Eine anonyme Bestattung in einer Urne irgendwo in einer Ecke des
Friedhofes lehnte der Bürgermeister ab.
Immer schön
gepflegt ist das Grab von Salomon Fusi auf dem Friedhof in Lauchringen.
Foto: Dieter Frauenheim
So kam es zur feierlichen
Beerdigung in kleinem Kreis. "Die Gemeinde hat Solomon post
mortem (nach dem Tode) sozusagen adoptiert", stellt Ulrike
Westermann anerkennend fest. Ortspfarrer Klaus Groß hält
es für richtig und angemessen, was geschehen ist. Das Grab
wird von Frauen aus dem Ort regelmäßig gepflegt. Vor
dem Grabstein brennen Kerzen in Windlichtern. Der Blumenschmuck
wird ständig erneuert. ,,Wir haben dem Jungen ein Stück
Heimat gegeben", sagt der Pfarrer. Er denkt aber auch, dass
nicht jeder im Ort begeistert gewesen wäre, wäre Salomon
lebend zu ihnen gekommen.
Westermann berichtet
in ihrem Film über das Schicksal des jungen Afrikaners, dessen
Traum von einem besseren Leben in Europa im Fahrwerkschacht eines
Düsenjets endete. Er hatte die Freiheit im Ausland gesucht,
weil ihm Armut und seine Rolle in der Familie nicht passten. Die
Angehörigen haben inzwischen Frieden mit ihm geschlossen.

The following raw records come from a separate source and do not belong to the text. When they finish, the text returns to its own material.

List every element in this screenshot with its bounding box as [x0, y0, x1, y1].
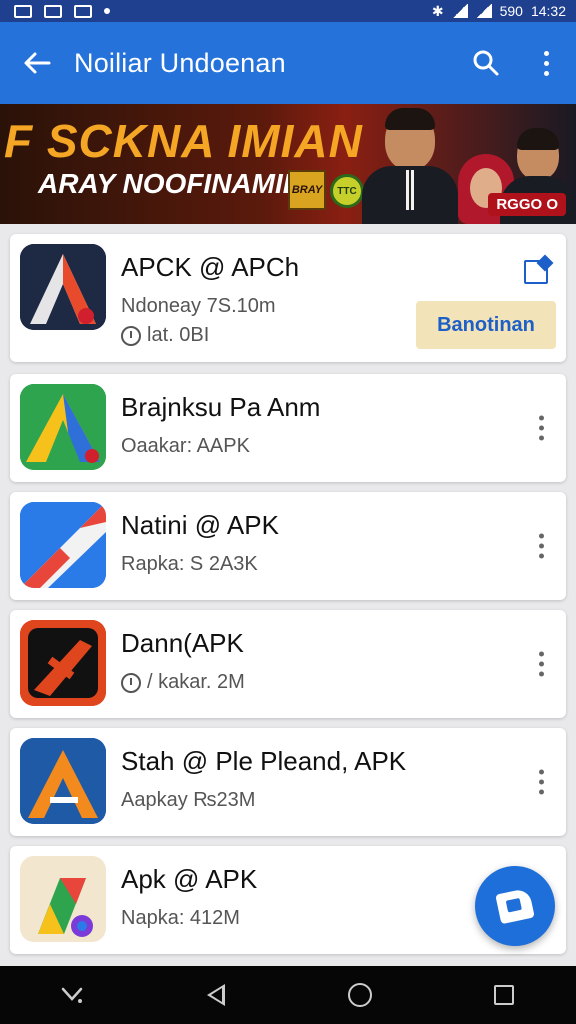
more-vertical-icon[interactable] [539, 415, 544, 441]
banner-subtitle: ARAY NOOFINAMIE [38, 168, 302, 199]
app-name: Apk @ APK [121, 864, 258, 894]
arrow-left-icon [24, 52, 51, 74]
status-bar: ✱ 590 14:32 [0, 0, 576, 22]
overview-square-icon [494, 985, 514, 1005]
app-icon [20, 244, 106, 330]
app-icon [20, 738, 106, 824]
nav-back-button[interactable] [186, 966, 246, 1024]
app-meta-text: / kakar. 2M [147, 671, 245, 693]
app-meta: Oaakar: AAPK [121, 435, 250, 457]
signal-icon [451, 4, 468, 18]
promo-banner[interactable]: F SCKNA IMIAN ARAY NOOFINAMIE BRAY TTC R… [0, 104, 576, 224]
banner-tag: RGGO O [488, 193, 566, 216]
banner-badge: BRAY [288, 170, 326, 210]
back-triangle-icon [207, 984, 225, 1006]
list-item[interactable]: Stah @ Ple Pleand, APK Aapkay ₨23M [10, 728, 566, 836]
wifi-icon [475, 4, 492, 18]
clock-time: 14:32 [530, 3, 566, 19]
list-item[interactable]: Natini @ APK Rapka: S 2A3K [10, 492, 566, 600]
bluetooth-icon: ✱ [431, 2, 444, 19]
app-meta: Ndoneay 7S.10m [121, 295, 276, 317]
app-meta: / kakar. 2M [121, 671, 245, 694]
more-vertical-icon [543, 50, 549, 76]
app-name: Dann(APK [121, 628, 244, 658]
floating-action-button[interactable] [475, 866, 555, 946]
notification-dot-icon [104, 8, 110, 14]
home-circle-icon [348, 983, 372, 1007]
media-icon [74, 4, 92, 18]
app-name: Stah @ Ple Pleand, APK [121, 746, 407, 776]
app-name: Natini @ APK [121, 510, 279, 540]
system-nav-bar [0, 966, 576, 1024]
search-button[interactable] [456, 22, 516, 104]
more-vertical-icon[interactable] [539, 533, 544, 559]
nav-home-button[interactable] [330, 966, 390, 1024]
app-name: Brajnksu Pa Anm [121, 392, 321, 422]
nav-overview-button[interactable] [474, 966, 534, 1024]
app-notification-icon [44, 4, 62, 18]
list-item[interactable]: APCK @ APCh Ndoneay 7S.10m lat. 0BI Bano… [10, 234, 566, 362]
app-meta: Rapka: S 2A3K [121, 553, 258, 575]
app-name: APCK @ APCh [121, 252, 300, 282]
gallery-icon [14, 4, 32, 18]
banner-seal: TTC [330, 174, 364, 208]
banner-title: F SCKNA IMIAN [4, 115, 363, 167]
app-meta: Napka: 412M [121, 907, 240, 929]
edit-icon [495, 887, 535, 925]
list-item[interactable]: Dann(APK / kakar. 2M [10, 610, 566, 718]
banner-person-left [362, 108, 458, 224]
app-icon [20, 502, 106, 588]
status-notifications [14, 4, 110, 18]
list-item[interactable]: Brajnksu Pa Anm Oaakar: AAPK [10, 374, 566, 482]
status-indicators: ✱ 590 14:32 [432, 3, 566, 20]
back-button[interactable] [0, 22, 74, 104]
clock-icon [121, 325, 141, 346]
nav-hide-button[interactable] [42, 966, 102, 1024]
app-bar: Noiliar Undoenan [0, 22, 576, 104]
app-update-info: lat. 0BI [121, 324, 209, 347]
overflow-menu-button[interactable] [516, 22, 576, 104]
more-vertical-icon[interactable] [539, 769, 544, 795]
download-button[interactable]: Banotinan [416, 301, 556, 349]
app-icon [20, 620, 106, 706]
more-vertical-icon[interactable] [539, 651, 544, 677]
clock-icon [121, 672, 141, 693]
app-update-text: lat. 0BI [147, 324, 210, 346]
page-title: Noiliar Undoenan [74, 47, 286, 78]
status-text: 590 [499, 3, 523, 19]
app-icon [20, 384, 106, 470]
app-meta: Aapkay ₨23M [121, 789, 256, 811]
down-arrow-icon [61, 987, 83, 1003]
app-icon [20, 856, 106, 942]
open-in-new-icon[interactable] [524, 260, 548, 284]
search-icon [473, 50, 499, 76]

Erde vom Grab in Lauchringen wurde nach Bamenda geholt.
Drei Jahre lang hat
Ulrike Westermann für ihre Dokumentation mit dem Titel "Stärker
als die Angst" recherchiert. Für sie war Salomon kein
Wirtschaftsflüchtling: "Er war fast noch ein Kind und
zahlte mit seinem Leben beim Versuch, der Perspektivlosigkeit
in seiner Heimat zu entkommen."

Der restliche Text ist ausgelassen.